Rabu, 15 Maret 2017

Penugasan 3



MATA KULIAH MANAJEMEN RISIKO BANK SYARIAH
PENUGASAN 3
KELOMPOK 7
  1. Fauziah Irfani    (20140730022)
  2. Era Ramadalia   (20140730028)
  3. Andhadari Yunita Putri SD (20140730032)
  4. Arinda Nur Aeni   (20140730043)
  5. Isna Era Adisasmita (20130730385)

LANDASAN TEORI
            Lembaga perbankan sebagai salah satu lembaga keuangan mempunyai nilai strategis dalam kehidupan perekonomian di suatu negara. Lembaga perbankan ini dimaksudkan sebagai lembaga penghubung (intermediary) bagi pihak-pihak yang mempunyai kelebihan dana (surplus of funds) dengan pihak-pihak yang kekurangan dana atau memerlukan dana (lack of funds).        
Sesuai dengan pengertiannya bank akan menyalurkan simpanannya dalam bentuk kredit tersebut jika bank merasa yakin akan nasabah yang menerima kredit tersebut mampu dan mau mengembalikan kredit yang telah diberikan. Maka dalam penyaluran kredit terdapat unsur keamanan (Safety), dan sekaligus juga unsur keuntungan (profitability) dari suatu kredit. Kedua unsur tersebut saling berkaitan , keamanan (Safety) dimaksud adalah bahwa prestasi yang diberikan dalam bentuk uang, barang dan jasa itu betul-betul terjamin pengembaliannya, sehingga keuntungan (profitability) yang diharapkan tersebut menjadi kenyataan. Dalam hal ini, selain dari prinsip kehati-hatian tersebut, bank juga harus melakukan analisis terhadap calon debitur yang dilakukan berdasarkan aspek-aspek yang dikenal dalam dunia perbankan sebagai “The five C’s of Credit” yaitu: Character, Capacity, Capital, Condition, dan Collateral. Perwujudan dari pelaksanaan prinsip kehati-hatian dalam rangka pemberian kredit tercermin dalam kriteria-kriteria yang dinamakan “The Five C’s Principle of Credit Analysis”. Adapun penjelasan tentang analisis dengan 5C adalah sebagai berikut:
      1. Character,
yang bermakna watak, sifat, kebiasan debitur (pihak yang berutang) sangat berpengaruh pada pemberian kredit. Kreditur dapat meneliti apakah calon debitur tersebut masuk dalam Daftar Orang Tercela (DOT) atau tidak. Untuk itu kreditur juga dapat meneliti biodatanya dan informasi dari lingkungan usahanya. Informasi dari lingkungan usahanya dapat diperoleh dari supplier dan customer dari debitur.

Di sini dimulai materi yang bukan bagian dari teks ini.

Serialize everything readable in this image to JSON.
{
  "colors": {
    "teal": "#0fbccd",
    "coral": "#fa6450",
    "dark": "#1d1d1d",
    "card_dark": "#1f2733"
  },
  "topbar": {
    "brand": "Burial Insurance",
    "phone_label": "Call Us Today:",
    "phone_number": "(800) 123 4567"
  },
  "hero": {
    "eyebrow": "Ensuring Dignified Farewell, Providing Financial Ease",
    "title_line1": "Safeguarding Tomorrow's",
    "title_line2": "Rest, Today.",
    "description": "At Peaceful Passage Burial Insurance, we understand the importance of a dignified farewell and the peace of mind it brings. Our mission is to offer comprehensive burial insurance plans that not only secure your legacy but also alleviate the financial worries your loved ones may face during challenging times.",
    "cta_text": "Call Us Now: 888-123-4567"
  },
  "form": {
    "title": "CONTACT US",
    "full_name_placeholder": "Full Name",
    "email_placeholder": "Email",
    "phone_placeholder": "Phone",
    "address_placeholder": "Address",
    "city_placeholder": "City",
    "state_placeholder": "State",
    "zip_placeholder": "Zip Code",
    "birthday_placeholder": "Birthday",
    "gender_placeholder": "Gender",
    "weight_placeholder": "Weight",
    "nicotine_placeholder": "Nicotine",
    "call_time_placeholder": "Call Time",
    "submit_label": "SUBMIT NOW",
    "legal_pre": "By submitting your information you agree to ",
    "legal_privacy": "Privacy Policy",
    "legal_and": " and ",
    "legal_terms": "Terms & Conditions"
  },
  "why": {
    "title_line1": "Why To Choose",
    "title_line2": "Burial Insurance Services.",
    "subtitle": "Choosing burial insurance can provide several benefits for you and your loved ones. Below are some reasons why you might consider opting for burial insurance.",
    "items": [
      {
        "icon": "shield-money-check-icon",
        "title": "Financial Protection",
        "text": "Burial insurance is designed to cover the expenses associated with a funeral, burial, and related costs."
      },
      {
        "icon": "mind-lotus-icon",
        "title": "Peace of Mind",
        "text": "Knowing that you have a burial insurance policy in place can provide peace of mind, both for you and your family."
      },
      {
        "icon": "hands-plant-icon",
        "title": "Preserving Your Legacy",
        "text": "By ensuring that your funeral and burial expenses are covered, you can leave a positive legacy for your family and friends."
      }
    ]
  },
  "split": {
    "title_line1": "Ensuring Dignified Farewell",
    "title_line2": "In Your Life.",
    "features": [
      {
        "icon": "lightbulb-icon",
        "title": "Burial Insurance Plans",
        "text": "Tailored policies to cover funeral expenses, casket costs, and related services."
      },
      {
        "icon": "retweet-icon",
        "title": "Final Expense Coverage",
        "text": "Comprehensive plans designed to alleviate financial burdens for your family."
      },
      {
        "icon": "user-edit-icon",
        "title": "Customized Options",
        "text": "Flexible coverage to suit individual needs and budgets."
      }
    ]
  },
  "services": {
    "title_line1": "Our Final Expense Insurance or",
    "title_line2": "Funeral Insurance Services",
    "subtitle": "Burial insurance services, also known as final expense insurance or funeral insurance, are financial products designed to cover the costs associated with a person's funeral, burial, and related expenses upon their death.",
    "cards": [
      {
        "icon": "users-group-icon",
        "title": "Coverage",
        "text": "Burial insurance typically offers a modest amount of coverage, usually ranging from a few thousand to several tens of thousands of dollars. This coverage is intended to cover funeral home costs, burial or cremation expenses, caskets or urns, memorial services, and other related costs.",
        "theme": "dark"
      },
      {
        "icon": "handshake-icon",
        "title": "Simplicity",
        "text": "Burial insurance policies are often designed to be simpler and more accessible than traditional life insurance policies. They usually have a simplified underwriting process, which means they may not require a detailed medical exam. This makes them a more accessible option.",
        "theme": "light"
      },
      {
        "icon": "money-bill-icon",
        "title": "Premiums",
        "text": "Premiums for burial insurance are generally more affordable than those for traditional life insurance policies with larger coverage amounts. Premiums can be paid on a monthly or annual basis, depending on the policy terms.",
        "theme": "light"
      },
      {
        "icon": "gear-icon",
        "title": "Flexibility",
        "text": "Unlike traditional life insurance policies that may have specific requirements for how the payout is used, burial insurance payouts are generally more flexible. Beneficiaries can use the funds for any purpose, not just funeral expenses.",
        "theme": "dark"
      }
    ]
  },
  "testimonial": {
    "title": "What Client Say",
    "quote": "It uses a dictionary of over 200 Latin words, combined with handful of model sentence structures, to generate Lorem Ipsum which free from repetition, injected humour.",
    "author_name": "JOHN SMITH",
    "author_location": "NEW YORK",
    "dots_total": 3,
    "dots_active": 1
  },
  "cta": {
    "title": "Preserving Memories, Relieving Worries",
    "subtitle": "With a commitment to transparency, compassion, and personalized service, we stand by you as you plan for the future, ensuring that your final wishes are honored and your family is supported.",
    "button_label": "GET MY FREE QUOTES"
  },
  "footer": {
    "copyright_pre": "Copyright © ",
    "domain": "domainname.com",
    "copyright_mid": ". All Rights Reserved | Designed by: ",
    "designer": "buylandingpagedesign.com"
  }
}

Selain itu dapat pula di peroleh dari informasi Bank Sentral, namun tidak dapat diperoleh dengan mudah oleh masyarakat umum, karena informasi tersebut hanya dapat diakses oleh pegawai bank bidang perkreditan dengan menggunakan password dan computer yang terhubung secara on-line dengan Bank Sentral. Agar selain memeriksa dokumen formal yang menyertai kredit, juga perlu diketahui pula track record dari permohonan kredit dari berbagai yang dapat dijadikan referensi oleh analis kredit bank
      2. Capacity,
            Kapasitas adalah berhubungan dengan kemampuan seorang debitur untuk mengembalikan pinjaman. Untuk mengukurnya, kreditur dapat meneliti kemampuan debitor dalam bidang manajemen, keuangan, pemasaran,dan lain-lain
Kemampuan calon nasabah dalam mengelola usahanya sehingga memiliki kemampuan untuk mengembalikan pokok pinjaman atau asset inti beserta bagi hasilnya.
Pengukuran kapasitas dari calon nasabah melalui beberapa pendekatan yaitu :
1.      Pendekatan Historis
Menilai calon nasabah dari sejarah usahanya, apakah banyak mengalami kegagalan atau mengalami perkembangan yang semakin maju dari waktu ke waktu.
2.      Pendekatan Finansial
Menilai posisi neraca dan laporan perhitungan laba rugi selama tiga bulan terakhiri untuk mengetahui seberapa besar keuntungan atau kerugian serta risiko usahanya.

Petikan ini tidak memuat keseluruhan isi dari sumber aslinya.